Gabrielle covered the young girl up with a blanket then quietly left the room. She met up with Xena in the hall and they made their way back to their room, where Gabrielle related her conversation with Ionea.

"So Ionea never saw Autolycus in the room? Antipany and the table must have blocked her view of him. Maybe we can use that..." She fell silent, staring at nothing in particular.

Gabrielle took her friend's hand in hers. "Ah, Xena. Xena, Xena. I know that look. You have a plan."

"Semone and Ardenia are preparing the evening meal, Gabrielle. We need to make sure everyone is present, including Ionea. That's your job."

"And what are you going to do?"

Xena gave her friend an enigmatic smile. "What I do best. I'm going to beat the crap out of someone." Her eyes gleamed, her canines bared in a snarl, her face twisted in cruelty.

"You know, I just hate it when you do that," Gabrielle disapproved, noting her companion's facial expression. "Who is this poor person?"

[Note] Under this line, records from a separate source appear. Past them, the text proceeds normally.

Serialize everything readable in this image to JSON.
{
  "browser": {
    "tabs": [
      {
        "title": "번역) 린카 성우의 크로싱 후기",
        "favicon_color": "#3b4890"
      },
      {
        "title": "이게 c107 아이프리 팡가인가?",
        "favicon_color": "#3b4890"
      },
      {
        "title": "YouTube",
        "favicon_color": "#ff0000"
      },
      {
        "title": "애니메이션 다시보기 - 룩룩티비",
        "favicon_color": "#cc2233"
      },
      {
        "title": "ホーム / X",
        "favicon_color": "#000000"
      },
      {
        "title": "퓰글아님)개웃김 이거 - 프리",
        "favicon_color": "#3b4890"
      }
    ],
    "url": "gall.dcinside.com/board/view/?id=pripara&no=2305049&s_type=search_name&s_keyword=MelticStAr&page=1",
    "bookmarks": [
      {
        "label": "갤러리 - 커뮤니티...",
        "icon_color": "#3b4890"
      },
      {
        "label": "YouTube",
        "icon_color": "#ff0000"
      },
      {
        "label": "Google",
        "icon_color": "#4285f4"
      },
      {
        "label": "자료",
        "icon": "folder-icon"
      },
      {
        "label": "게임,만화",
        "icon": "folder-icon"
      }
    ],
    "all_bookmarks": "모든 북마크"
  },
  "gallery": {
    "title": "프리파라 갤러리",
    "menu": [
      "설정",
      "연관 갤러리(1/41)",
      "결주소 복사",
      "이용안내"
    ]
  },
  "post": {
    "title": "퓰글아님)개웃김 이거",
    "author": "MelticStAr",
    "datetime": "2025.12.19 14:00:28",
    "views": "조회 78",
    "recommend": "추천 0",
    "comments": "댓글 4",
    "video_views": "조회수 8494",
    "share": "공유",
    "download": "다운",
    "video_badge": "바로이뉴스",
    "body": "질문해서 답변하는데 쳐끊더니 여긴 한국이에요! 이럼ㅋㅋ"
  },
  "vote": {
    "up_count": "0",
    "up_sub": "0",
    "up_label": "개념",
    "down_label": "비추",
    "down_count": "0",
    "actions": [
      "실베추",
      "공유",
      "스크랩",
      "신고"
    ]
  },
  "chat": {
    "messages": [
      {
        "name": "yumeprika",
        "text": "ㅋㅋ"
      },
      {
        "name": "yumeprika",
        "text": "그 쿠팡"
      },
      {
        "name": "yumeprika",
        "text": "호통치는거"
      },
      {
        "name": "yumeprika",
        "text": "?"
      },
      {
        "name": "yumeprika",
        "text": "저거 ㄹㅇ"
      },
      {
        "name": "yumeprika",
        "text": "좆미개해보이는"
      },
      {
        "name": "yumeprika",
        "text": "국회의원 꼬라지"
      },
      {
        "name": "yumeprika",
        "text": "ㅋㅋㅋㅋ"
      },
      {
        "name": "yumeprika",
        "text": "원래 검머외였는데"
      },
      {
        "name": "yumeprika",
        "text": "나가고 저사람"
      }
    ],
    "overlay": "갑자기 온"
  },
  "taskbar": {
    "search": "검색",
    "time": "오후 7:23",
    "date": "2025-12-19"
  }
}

"Autolycus," replied the warlord.

"Well... maybe just this once," allowed her friend as they walked out of the room.


Chapter 8

Xena growled a greeting to the two elderly priestesses as she stalked through the kitchen on her way to the storeroom. They started to respond then looked at each other in apprehension.

"Now there's someone on the hunt," Ardenia remarked to her friend. Tanned and lean from her years of working outside, she was in marked contrast to Semone who was pale and somewhat plump from too many years of sampling her own wonderful cooking.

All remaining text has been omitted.